Motivating his players to keep working could be a challenge in itself, and Kill said more than a dozen players are having academic difficulties.
"We have to give the kids confidence. It's not easy to bounce back," he said. "When you don't have a lot of success, sometimes you come apart instead of moving together. It's frustrating for me, it's frustrating for the kids, and there are a lot of them trying in that locker room."

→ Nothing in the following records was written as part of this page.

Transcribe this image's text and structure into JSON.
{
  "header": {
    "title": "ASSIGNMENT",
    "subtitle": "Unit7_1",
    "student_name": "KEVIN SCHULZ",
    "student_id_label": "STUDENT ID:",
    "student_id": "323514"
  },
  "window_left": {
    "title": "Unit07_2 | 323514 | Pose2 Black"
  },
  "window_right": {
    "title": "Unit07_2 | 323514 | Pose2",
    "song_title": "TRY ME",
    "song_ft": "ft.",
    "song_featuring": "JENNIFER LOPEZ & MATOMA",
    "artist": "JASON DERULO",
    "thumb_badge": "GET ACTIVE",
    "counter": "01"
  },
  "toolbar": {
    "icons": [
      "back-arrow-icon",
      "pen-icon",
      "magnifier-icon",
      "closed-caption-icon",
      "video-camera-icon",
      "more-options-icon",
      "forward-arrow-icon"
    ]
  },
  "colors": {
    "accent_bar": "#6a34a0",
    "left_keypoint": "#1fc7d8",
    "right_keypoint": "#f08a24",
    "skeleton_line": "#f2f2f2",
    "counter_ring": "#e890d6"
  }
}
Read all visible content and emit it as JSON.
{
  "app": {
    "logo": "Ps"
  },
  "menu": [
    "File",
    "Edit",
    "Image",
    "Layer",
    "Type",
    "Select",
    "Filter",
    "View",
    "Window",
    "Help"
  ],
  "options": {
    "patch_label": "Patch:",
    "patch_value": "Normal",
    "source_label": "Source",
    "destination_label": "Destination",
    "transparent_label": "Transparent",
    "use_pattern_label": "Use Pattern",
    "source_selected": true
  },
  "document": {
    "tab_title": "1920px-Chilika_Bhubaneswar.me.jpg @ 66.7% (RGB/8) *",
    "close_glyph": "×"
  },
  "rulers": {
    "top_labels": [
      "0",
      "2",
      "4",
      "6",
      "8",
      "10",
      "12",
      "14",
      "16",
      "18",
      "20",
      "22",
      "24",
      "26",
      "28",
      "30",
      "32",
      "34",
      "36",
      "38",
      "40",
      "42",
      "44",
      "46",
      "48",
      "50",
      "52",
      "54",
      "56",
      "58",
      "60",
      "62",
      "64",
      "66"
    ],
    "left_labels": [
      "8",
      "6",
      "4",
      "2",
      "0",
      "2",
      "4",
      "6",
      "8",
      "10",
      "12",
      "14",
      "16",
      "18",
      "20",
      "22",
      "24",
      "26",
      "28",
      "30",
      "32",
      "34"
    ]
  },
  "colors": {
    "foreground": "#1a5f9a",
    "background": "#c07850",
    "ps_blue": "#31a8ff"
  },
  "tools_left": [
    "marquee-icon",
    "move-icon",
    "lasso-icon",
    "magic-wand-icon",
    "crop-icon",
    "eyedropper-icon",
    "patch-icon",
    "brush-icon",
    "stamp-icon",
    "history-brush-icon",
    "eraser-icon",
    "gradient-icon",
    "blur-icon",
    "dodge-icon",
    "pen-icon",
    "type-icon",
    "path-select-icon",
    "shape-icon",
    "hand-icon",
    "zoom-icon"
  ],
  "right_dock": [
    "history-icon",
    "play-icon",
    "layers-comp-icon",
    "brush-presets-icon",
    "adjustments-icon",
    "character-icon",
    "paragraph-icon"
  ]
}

The defeat wasn't a total disaster, Kill said, despite Michigan's 580-177 yardage advantage. He played virtually everyone on the travel roster, valuable time for some of the youngest players, and for the coaches who must evaluate them. Twenty-three different players made tackles, five by sophomore Chase Haviland. D.L. Wilhite recorded his first sack since the 2009 Insight Bowl. Freshman David Cobb finished with 54 yards on eight carries, and fellow freshman Marcus Jones returned a kickoff for a touchdown, though it was called back by a penalty.
It's not much, but it's all the Gophers have. That and Kill's confidence that this will all change.
"It's a tough job for tough people, and I'm a tough person," Kill said. "I'll weather through it, and these kids will, and one day I'll get to have a press conference where I'll have a lot of fun and smile. That's the way it's been my whole career, and I don't see it going any different."